More of an issue, though, is that we abruptly hit ‘travel burnout’ at the beginning of July.
When Too Much Of A Good Thing Is Too Much
We arrived in the Adirondacks with the plan of staying four nights and doing a lot of exploring, as we usually do. And then we’d head over to Montreal for three nights to begin our exciting summer adventures in Canada.
We got set up in our peaceful, private, wooded campsite. And suddenly, all I wanted to do was sit in my chair and stare at the trees.
I looked at Eric and said, “What do you think about staying here for a week and bailing on Montreal?” He didn’t even have to answer. His look of relief said it all.
At that moment, I wanted to stay at that campsite the entire summer, or maybe for the rest of my life. (It was a nice campsite, but it wasn’t THAT nice.) But that’s simply because we needed a break from traveling: the continual movement, the planning, and living in the perpetual unknown of new experiences and locales.
Oddly enough, all of those things are the exact same things we usually enjoy about this lifestyle.
Despite traveling fulltime for six-and-a-half years, there’s still so much we want to see and do.
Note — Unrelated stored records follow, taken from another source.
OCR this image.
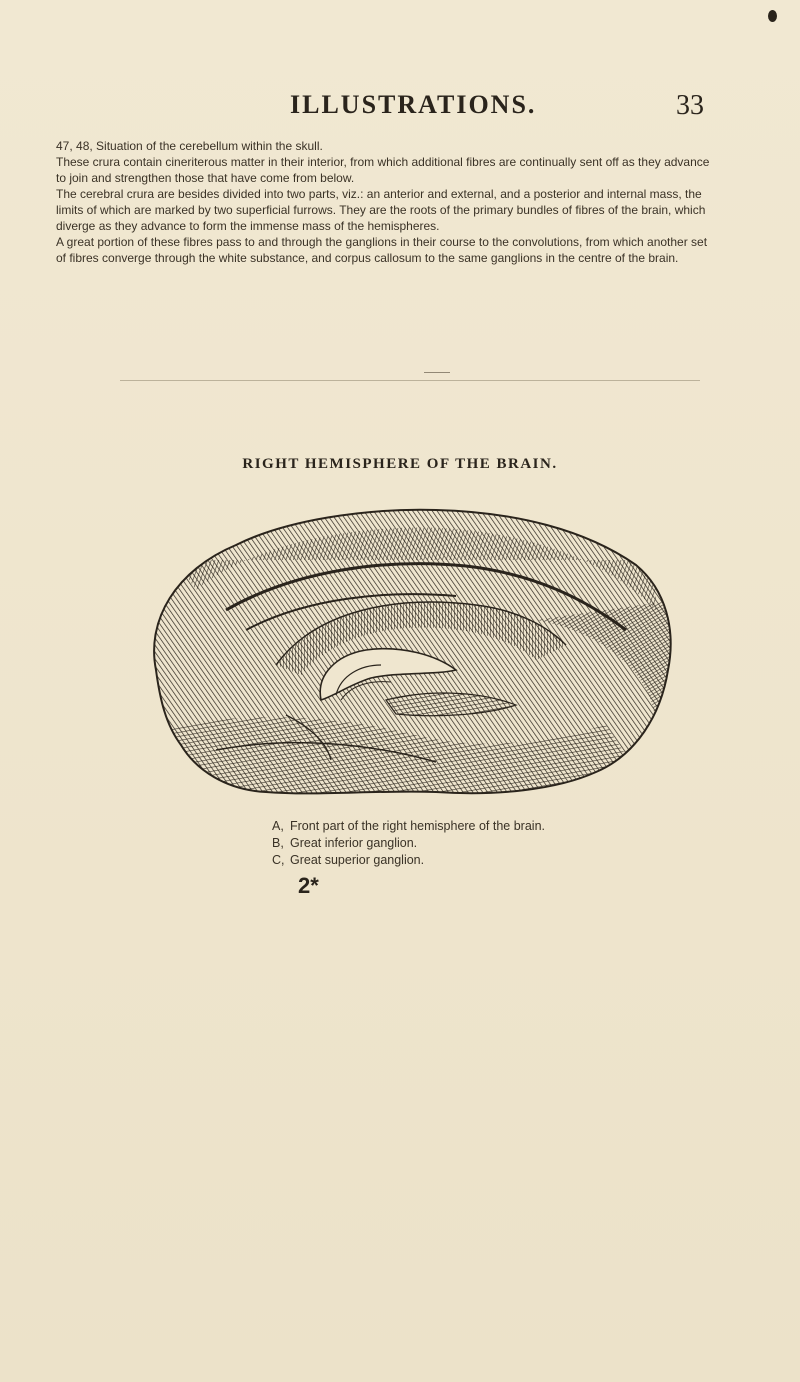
ILLUSTRATIONS.	33

47, 48, Situation of the cerebellum within the skull.

These crura contain cineriterous matter in their interior, from which additional fibres are continually sent off as they advance to join and strengthen those that have come from below.

The cerebral crura are besides divided into two parts, viz.: an anterior and external, and a posterior and internal mass, the limits of which are marked by two superficial furrows. They are the roots of the primary bundles of fibres of the brain, which diverge as they advance to form the immense mass of the hemispheres.

A great portion of these fibres pass to and through the ganglions in their course to the convolutions, from which another set of fibres converge through the white substance, and corpus callosum to the same ganglions in the centre of the brain.

RIGHT HEMISPHERE OF THE BRAIN.
A, Front part of the right hemisphere of the brain.
B, Great inferior ganglion.
C, Great superior ganglion.
2*
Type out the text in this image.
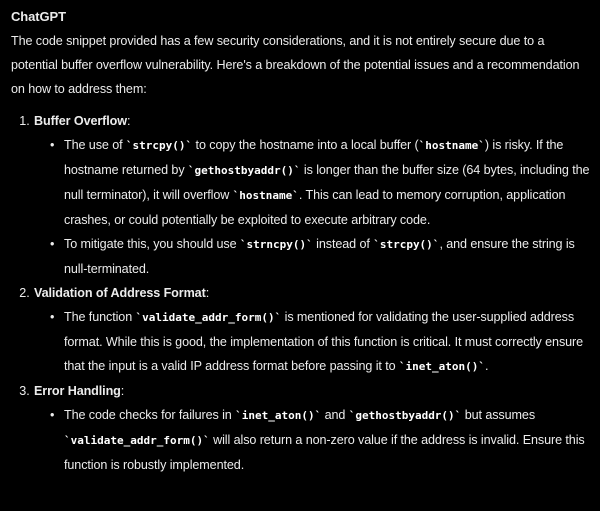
ChatGPT
The code snippet provided has a few security considerations, and it is not entirely secure due to a potential buffer overflow vulnerability. Here's a breakdown of the potential issues and a recommendation on how to address them:
1. Buffer Overflow:
• The use of `strcpy()` to copy the hostname into a local buffer (`hostname`) is risky. If the hostname returned by `gethostbyaddr()` is longer than the buffer size (64 bytes, including the null terminator), it will overflow `hostname`. This can lead to memory corruption, application crashes, or could potentially be exploited to execute arbitrary code.
• To mitigate this, you should use `strncpy()` instead of `strcpy()`, and ensure the string is null-terminated.
2. Validation of Address Format:
• The function `validate_addr_form()` is mentioned for validating the user-supplied address format. While this is good, the implementation of this function is critical. It must correctly ensure that the input is a valid IP address format before passing it to `inet_aton()`.
3. Error Handling:
• The code checks for failures in `inet_aton()` and `gethostbyaddr()` but assumes `validate_addr_form()` will also return a non-zero value if the address is invalid. Ensure this function is robustly implemented.
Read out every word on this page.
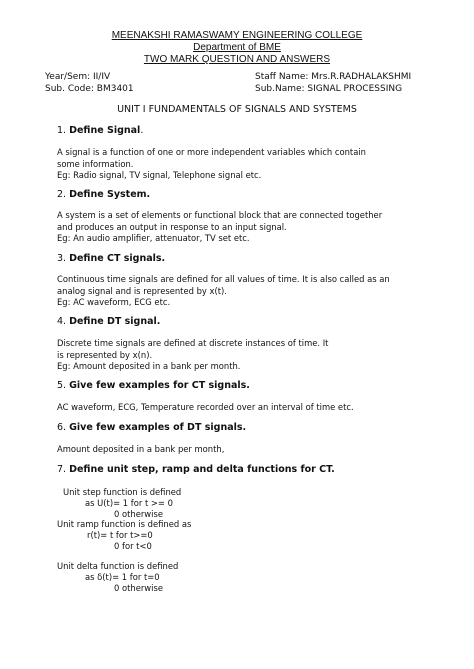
MEENAKSHI RAMASWAMY ENGINEERING COLLEGE
Department of BME
TWO MARK QUESTION AND ANSWERS
Year/Sem: II/IV
Sub. Code: BM3401
Staff Name: Mrs.R.RADHALAKSHMI
Sub.Name: SIGNAL PROCESSING
UNIT I FUNDAMENTALS OF SIGNALS AND SYSTEMS
1. Define Signal.
A signal is a function of one or more independent variables which contain
some information.
Eg: Radio signal, TV signal, Telephone signal etc.
2. Define System.
A system is a set of elements or functional block that are connected together
and produces an output in response to an input signal.
Eg: An audio amplifier, attenuator, TV set etc.
3. Define CT signals.
Continuous time signals are defined for all values of time. It is also called as an
analog signal and is represented by x(t).
Eg: AC waveform, ECG etc.
4. Define DT signal.
Discrete time signals are defined at discrete instances of time. It
is represented by x(n).
Eg: Amount deposited in a bank per month.
5. Give few examples for CT signals.
AC waveform, ECG, Temperature recorded over an interval of time etc.
6. Give few examples of DT signals.
Amount deposited in a bank per month,
7. Define unit step, ramp and delta functions for CT.
Unit step function is defined
as U(t)= 1 for t >= 0
0 otherwise
Unit ramp function is defined as
r(t)= t for t>=0
0 for t<0
Unit delta function is defined
as δ(t)= 1 for t=0
0 otherwise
When we’re close to places that interest us, we want to go there. When we’re in a locale and there’s a beautiful hike, bike trail, lake to kayak, cool town, interesting museum or intriguing restaurant, we want to experience it.
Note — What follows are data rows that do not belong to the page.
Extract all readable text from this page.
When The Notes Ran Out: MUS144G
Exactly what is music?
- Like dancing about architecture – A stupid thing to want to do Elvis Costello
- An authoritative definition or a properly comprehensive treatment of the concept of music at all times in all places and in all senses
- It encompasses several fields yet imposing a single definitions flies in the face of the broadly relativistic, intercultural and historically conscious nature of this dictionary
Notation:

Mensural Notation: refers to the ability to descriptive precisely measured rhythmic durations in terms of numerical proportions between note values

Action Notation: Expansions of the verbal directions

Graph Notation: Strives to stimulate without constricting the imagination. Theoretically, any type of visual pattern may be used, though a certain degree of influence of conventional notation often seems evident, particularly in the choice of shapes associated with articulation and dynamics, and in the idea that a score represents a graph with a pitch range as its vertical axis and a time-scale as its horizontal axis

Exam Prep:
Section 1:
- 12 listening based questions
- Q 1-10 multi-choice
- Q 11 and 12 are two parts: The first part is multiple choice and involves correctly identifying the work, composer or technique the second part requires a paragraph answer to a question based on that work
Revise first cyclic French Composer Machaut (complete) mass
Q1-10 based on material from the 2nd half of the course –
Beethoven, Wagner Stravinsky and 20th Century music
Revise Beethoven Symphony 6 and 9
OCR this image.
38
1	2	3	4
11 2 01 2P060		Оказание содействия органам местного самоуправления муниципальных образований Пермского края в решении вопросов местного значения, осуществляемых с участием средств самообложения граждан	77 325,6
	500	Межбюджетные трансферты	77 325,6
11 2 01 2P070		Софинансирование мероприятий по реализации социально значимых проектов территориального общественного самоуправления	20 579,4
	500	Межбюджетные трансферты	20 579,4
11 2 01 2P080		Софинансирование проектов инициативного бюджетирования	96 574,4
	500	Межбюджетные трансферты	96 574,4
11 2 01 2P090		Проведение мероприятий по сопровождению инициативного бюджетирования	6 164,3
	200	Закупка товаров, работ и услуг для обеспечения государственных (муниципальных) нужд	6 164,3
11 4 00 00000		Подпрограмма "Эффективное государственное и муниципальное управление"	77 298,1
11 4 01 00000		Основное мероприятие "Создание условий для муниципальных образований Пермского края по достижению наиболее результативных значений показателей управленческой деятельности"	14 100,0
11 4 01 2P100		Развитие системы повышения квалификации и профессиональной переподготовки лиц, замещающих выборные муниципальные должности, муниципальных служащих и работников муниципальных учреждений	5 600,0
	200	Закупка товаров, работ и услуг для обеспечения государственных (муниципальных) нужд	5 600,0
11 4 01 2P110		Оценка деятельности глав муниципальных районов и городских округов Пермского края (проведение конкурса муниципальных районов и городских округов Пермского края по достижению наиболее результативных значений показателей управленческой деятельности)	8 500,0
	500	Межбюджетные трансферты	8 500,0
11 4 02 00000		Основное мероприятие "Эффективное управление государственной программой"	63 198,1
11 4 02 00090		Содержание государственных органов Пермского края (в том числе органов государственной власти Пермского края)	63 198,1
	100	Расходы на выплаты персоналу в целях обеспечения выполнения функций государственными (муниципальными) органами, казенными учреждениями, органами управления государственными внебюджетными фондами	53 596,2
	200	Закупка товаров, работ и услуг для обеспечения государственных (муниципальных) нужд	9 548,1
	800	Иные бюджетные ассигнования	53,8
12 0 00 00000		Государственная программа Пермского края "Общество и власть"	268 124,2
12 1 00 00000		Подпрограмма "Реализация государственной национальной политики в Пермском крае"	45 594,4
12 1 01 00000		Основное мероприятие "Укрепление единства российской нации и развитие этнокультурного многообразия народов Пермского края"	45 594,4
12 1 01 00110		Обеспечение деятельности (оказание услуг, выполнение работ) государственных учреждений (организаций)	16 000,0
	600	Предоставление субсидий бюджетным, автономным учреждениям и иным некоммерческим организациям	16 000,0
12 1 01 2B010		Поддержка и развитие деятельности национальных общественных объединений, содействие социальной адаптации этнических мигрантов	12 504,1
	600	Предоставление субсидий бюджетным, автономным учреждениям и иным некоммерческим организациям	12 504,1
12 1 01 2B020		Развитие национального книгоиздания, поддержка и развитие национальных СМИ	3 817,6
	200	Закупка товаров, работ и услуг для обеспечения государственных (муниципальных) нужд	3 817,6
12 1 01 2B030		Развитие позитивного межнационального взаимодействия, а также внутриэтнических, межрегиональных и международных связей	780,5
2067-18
Short and Sweet Adirondack Hikes: Click on any photo for a larger image
But sometimes, too much of a good thing can really be too much.
A Different Year For Us
We’ve made a conscious effort over the years to slow down our travels. Three years ago, I wrote a post about slowing down. Rereading that post, I’m happy to see that we’ve learned from our experiences. We stay places longer, we travel fewer miles, and we allow for spaciousness in our days instead of staying on the go constantly.
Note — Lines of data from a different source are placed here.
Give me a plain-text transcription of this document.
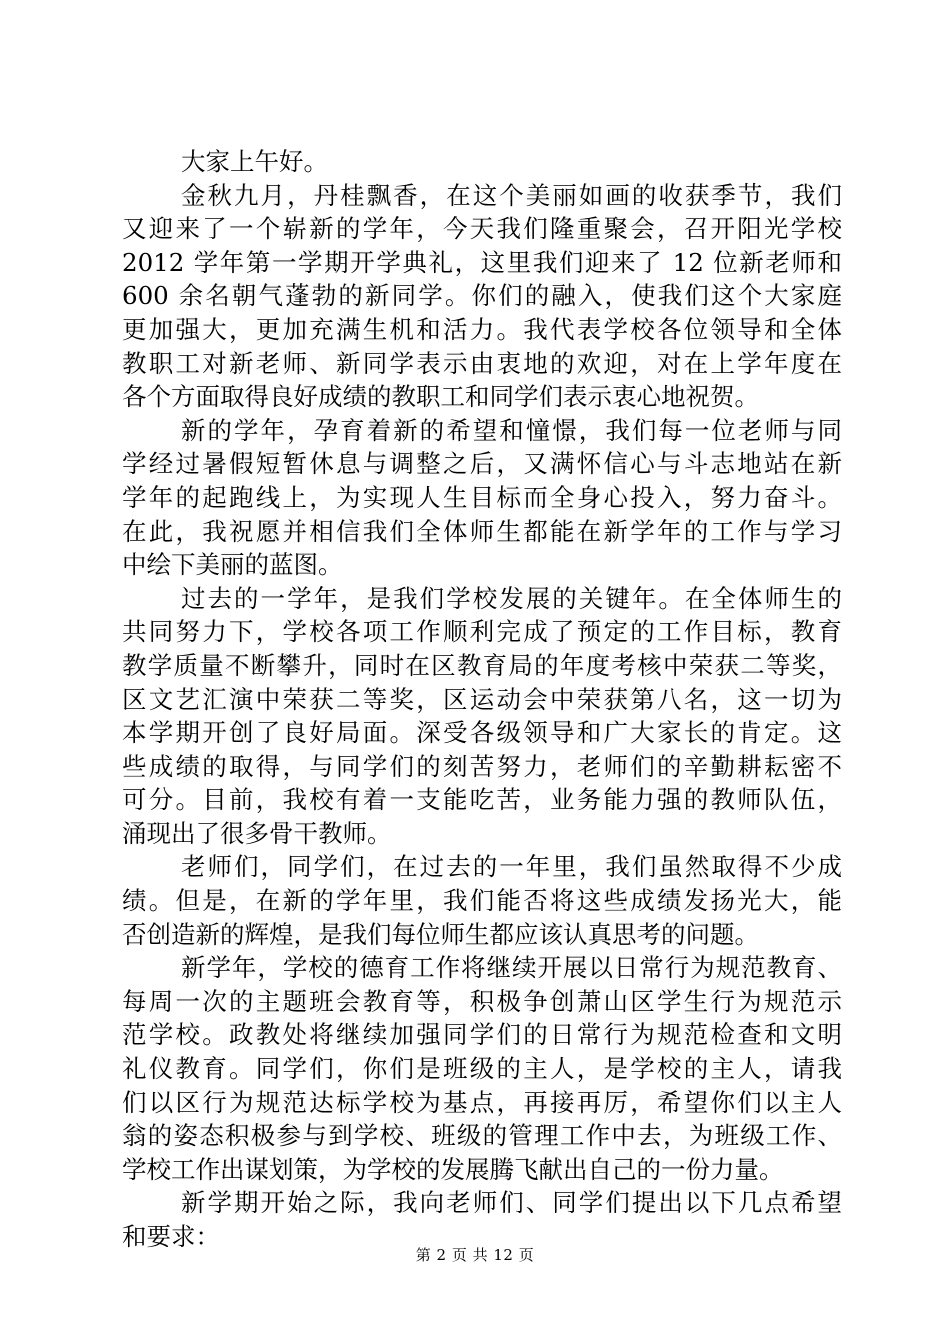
大家上午好。
金秋九月，丹桂飘香，在这个美丽如画的收获季节，我们
又迎来了一个崭新的学年，今天我们隆重聚会，召开阳光学校
2012 学年第一学期开学典礼，这里我们迎来了 12 位新老师和
600 余名朝气蓬勃的新同学。你们的融入，使我们这个大家庭
更加强大，更加充满生机和活力。我代表学校各位领导和全体
教职工对新老师、新同学表示由衷地的欢迎，对在上学年度在
各个方面取得良好成绩的教职工和同学们表示衷心地祝贺。
新的学年，孕育着新的希望和憧憬，我们每一位老师与同
学经过暑假短暂休息与调整之后，又满怀信心与斗志地站在新
学年的起跑线上，为实现人生目标而全身心投入，努力奋斗。
在此，我祝愿并相信我们全体师生都能在新学年的工作与学习
中绘下美丽的蓝图。
过去的一学年，是我们学校发展的关键年。在全体师生的
共同努力下，学校各项工作顺利完成了预定的工作目标，教育
教学质量不断攀升，同时在区教育局的年度考核中荣获二等奖，
区文艺汇演中荣获二等奖，区运动会中荣获第八名，这一切为
本学期开创了良好局面。深受各级领导和广大家长的肯定。这
些成绩的取得，与同学们的刻苦努力，老师们的辛勤耕耘密不
可分。目前，我校有着一支能吃苦，业务能力强的教师队伍，
涌现出了很多骨干教师。
老师们，同学们，在过去的一年里，我们虽然取得不少成
绩。但是，在新的学年里，我们能否将这些成绩发扬光大，能
否创造新的辉煌，是我们每位师生都应该认真思考的问题。
新学年，学校的德育工作将继续开展以日常行为规范教育、
每周一次的主题班会教育等，积极争创萧山区学生行为规范示
范学校。政教处将继续加强同学们的日常行为规范检查和文明
礼仪教育。同学们，你们是班级的主人，是学校的主人，请我
们以区行为规范达标学校为基点，再接再厉，希望你们以主人
翁的姿态积极参与到学校、班级的管理工作中去，为班级工作、
学校工作出谋划策，为学校的发展腾飞献出自己的一份力量。
新学期开始之际，我向老师们、同学们提出以下几点希望
和要求：
第 2 页 共 12 页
But this summer we found ourselves faced with a new challenge. For the past six summers of our fulltime journey, we’ve headed back to the west coast for our volunteer position on Lopez Island, followed by a month or more in our hometown in southern Oregon. That has provided us with a place to land, to regroup, and to enjoy the ease of familiar places and long-time friends.
This year, staying on the east coast, we were looking at nine solid months of travel—mostly in brand new territory—staying nowhere for more than a week, and in many places, less. Adding to it all was the daily task of dealing with my parents’ situation. When I look back on it, I’m not surprised we were feeling burned out.
Signs Of Travel Burnout
There are three clear signs that we’re overextending ourselves: 1) One or both of us is unreasonably crabby. 2) There are mountains of travel brochures and maps that we haven’t had time to sort through and recycle. 3) Underwear is in short supply. We each have two weeks of underwear on board…if we run out and haven’t had time to do laundry, we’re doing too much.
Other signs of travel burnout: Feeling exhausted instead of excited by the task of planning our travels and making reservations. Having trouble motivating to get out of my pajamas, even in the most beautiful locale and on the most perfect day. Feeling annoyed by circling in yet another unknown grocery store, trying to find the damned red curry paste. And then discovering the store doesn’t carry red curry paste.
The grateful part of me always knows that this opportunity that we have to travel is an incredible gift.
The Answer For Us: Plan A ‘Normal Life’ Vacation
I have one more thing to add to my list for happily thriving in a lifestyle of fulltime travel. We need to plan ‘vacations’ in the midst of our travels. That means staying somewhere, once or twice a year, where we can relax and live a ‘normal’ life for a couple of weeks or a month. It’s remarkably soul-soothing to be in a place where the grocery store is familiar, and you can find the red curry paste. You may not care about this in the first year or two of traveling, but everyone I know who is in this lifestyle for the long haul eventually comes to the same conclusion.
Short and Sweet Adirondack Kayak Trips: Click on any photo for a larger image
Exploring A Smidgen Of The Adirondacks
So, we bailed on visiting Montreal, with the hope that we’ll make it back this way again in our travels. (Oh, how it pains me to think that we might NOT be back this way…but that’s the price of sanity.)
We kept our explorations of the Adirondacks simple and close to home. We hiked a couple of beautiful short trails, did a couple of short relaxing kayak trips, visited a nearby wildlife refuge, and explored nearby small towns. This is a lovely area, and it looks exactly like what I imagined the Adirondacks should look like, stuffed moose and all.
About the RV Park
We settled into the North Pole Resorts for a relaxing week-long stay. It’s not inexpensive, but at that point, we probably would have paid twice the amount for the opportunity to just chill out for a week. There are two sections at the resort: We opted for the ‘100 Acre Woods Area,’ a beautiful, forested, state park-like campground area, far from the miniature golf RV area. We loved it and would happily stay there again. After a relaxing week, we were excited about moving on to our summer adventures in Canada.